Issue parsing nested equation / scalebox / cases + need for more detailed error messages
tvercaut opened this issue · 1 comments
tvercaut commented
I am trying to extract the title, author and abstract of a number of latex files. TexSoup has proven very useful for this purpose already.
While doing so, I however stumbled on an issue to parse a complex nexted expression involving an equation, a scalebox and a cases environment. Below is a small test case to reproduce:
#!/usr/bin/env python3
from TexSoup import TexSoup
tex_doc = r"""
\documentclass{article}
\usepackage{graphicx}
\begin{document}
\begin{equation}
\scalebox{2.0}{$x =
\begin{cases}
1, & \text{if } y=1 \\
0, & \text{otherwise}
\end{cases}$}
\end{equation}
\end{document}
"""
soup = TexSoup(tex_doc)
print(list(soup))
It took me a while to find out the offensice code as teh error message only said:
EOFError: Expecting $. Reached end of file.
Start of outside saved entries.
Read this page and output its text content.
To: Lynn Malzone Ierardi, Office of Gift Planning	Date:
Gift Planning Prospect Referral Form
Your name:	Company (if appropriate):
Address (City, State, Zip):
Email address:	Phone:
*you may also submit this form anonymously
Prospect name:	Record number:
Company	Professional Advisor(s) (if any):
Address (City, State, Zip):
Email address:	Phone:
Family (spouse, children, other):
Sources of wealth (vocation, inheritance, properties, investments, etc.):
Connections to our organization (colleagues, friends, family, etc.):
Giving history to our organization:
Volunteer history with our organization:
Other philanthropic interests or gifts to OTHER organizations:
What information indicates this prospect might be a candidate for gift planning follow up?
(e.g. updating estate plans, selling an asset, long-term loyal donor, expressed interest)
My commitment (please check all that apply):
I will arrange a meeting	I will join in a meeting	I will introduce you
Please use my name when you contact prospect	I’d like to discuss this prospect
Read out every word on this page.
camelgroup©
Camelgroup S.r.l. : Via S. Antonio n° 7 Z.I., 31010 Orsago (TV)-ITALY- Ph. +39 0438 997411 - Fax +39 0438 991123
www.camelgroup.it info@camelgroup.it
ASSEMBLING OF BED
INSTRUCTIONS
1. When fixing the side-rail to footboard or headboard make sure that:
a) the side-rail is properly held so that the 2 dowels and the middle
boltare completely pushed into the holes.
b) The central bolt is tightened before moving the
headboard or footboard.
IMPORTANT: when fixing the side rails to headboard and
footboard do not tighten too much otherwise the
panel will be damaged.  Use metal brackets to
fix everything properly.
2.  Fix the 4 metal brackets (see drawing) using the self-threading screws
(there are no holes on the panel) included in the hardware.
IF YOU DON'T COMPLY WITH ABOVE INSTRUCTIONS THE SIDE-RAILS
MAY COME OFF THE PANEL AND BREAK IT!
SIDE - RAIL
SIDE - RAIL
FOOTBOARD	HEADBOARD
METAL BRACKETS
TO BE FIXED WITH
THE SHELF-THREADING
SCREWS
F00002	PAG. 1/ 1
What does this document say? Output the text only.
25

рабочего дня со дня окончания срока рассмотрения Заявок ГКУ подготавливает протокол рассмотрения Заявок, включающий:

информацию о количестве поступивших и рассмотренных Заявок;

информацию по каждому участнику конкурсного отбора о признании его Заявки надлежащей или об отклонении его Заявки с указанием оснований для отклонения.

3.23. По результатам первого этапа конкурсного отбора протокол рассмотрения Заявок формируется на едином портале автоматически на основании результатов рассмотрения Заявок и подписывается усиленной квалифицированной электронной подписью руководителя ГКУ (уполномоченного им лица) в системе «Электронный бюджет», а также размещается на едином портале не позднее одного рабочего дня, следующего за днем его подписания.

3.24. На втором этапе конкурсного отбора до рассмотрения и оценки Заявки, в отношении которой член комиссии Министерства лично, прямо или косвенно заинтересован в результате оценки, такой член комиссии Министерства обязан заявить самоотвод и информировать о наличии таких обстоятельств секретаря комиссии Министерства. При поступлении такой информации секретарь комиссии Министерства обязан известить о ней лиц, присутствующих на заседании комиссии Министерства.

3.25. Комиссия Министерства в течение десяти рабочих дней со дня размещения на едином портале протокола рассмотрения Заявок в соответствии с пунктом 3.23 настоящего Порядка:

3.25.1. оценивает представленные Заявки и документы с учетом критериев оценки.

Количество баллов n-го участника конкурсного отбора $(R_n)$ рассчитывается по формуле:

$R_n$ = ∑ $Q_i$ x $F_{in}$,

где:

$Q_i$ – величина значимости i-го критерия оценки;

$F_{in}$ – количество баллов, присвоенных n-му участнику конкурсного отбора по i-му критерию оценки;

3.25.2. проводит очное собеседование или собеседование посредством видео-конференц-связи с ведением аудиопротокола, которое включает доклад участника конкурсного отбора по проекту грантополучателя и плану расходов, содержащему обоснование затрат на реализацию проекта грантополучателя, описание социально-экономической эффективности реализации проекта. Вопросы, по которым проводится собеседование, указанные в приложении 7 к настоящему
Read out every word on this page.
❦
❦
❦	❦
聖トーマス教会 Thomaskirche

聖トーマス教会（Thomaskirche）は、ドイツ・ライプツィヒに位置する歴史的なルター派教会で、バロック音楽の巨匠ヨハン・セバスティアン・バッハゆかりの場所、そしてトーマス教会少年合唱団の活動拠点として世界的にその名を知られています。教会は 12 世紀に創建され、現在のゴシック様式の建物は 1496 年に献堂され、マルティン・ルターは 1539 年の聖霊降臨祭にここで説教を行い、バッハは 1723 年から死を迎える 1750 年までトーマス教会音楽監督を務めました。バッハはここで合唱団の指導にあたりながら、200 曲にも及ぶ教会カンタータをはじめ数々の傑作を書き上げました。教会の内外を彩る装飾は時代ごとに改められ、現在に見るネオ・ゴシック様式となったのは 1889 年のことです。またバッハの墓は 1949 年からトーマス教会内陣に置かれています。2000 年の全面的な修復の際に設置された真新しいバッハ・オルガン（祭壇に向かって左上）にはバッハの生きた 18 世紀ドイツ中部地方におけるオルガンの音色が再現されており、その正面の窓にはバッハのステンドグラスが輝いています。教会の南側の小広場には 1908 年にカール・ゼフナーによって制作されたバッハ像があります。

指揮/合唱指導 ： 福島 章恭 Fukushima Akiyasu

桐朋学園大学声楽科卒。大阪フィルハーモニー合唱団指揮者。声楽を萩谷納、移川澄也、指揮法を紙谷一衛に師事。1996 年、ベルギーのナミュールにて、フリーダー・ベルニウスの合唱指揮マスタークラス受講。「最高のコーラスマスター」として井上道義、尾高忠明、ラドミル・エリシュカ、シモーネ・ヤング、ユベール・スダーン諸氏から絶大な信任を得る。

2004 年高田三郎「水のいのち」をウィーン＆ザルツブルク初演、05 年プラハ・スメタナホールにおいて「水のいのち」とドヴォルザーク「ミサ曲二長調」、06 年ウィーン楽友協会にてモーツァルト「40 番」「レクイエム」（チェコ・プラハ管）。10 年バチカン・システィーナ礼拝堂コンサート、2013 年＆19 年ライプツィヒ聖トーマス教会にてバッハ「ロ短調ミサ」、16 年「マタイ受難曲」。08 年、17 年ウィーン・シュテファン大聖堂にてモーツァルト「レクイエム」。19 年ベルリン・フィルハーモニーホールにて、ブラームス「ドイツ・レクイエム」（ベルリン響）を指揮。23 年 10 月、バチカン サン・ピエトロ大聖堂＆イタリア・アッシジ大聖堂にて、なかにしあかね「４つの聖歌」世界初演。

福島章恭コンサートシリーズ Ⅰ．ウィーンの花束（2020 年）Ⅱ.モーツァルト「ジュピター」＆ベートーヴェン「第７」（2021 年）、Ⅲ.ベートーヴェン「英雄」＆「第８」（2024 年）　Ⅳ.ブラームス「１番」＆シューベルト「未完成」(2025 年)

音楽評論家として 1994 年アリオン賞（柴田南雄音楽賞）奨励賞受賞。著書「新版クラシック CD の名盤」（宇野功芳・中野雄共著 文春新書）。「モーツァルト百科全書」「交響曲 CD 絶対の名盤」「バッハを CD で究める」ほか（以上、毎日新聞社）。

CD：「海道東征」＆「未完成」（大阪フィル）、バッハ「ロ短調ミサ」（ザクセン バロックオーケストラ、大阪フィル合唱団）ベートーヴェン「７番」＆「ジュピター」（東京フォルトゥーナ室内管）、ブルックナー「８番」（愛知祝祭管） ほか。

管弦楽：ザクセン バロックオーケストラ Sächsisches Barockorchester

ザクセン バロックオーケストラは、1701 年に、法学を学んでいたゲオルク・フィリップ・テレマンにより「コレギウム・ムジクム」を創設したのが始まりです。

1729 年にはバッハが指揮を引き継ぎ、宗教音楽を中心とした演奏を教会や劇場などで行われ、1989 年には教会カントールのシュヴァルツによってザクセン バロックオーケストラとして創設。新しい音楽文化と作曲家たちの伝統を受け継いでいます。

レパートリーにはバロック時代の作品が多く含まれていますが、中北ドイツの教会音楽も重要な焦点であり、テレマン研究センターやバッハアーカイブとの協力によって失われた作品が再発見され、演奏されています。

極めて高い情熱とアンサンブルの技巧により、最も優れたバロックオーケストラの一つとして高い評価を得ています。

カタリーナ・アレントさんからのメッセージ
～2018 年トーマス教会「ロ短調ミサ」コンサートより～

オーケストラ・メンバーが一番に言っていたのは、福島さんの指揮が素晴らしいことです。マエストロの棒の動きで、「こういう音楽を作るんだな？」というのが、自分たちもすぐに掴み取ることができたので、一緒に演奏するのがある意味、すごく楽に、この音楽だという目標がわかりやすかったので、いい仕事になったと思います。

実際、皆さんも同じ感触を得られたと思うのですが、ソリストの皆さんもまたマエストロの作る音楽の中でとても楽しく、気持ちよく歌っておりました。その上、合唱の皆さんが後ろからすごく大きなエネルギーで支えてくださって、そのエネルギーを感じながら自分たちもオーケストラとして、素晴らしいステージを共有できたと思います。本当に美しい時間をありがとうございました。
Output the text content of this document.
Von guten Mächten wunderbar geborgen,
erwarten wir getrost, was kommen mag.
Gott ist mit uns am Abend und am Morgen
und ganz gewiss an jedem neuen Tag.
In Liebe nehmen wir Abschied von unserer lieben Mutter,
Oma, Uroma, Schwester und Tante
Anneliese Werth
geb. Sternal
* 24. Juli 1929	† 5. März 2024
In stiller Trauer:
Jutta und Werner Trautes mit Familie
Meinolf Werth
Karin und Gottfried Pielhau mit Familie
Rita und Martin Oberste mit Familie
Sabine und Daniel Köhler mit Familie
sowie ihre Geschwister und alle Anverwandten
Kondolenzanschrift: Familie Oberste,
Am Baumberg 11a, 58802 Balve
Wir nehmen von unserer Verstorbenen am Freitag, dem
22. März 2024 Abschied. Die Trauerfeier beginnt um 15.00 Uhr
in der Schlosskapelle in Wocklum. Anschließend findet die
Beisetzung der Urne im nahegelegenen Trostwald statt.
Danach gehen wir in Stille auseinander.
For my use case, the following things would have been very useful:
- allow TexSoup to ignore parsing errors and continue (as I would assume the title, abstract and authors should already have been parsed correctly when this error was encountered)
- provide a more detailled error message including for example the location of the start of the offensive expression
alvinwan commented
Thanks for the feedback! Adding a fault-tolerant flag to merge soon. Have also amended several of the most common parse errors to be more informative (including line no and offset)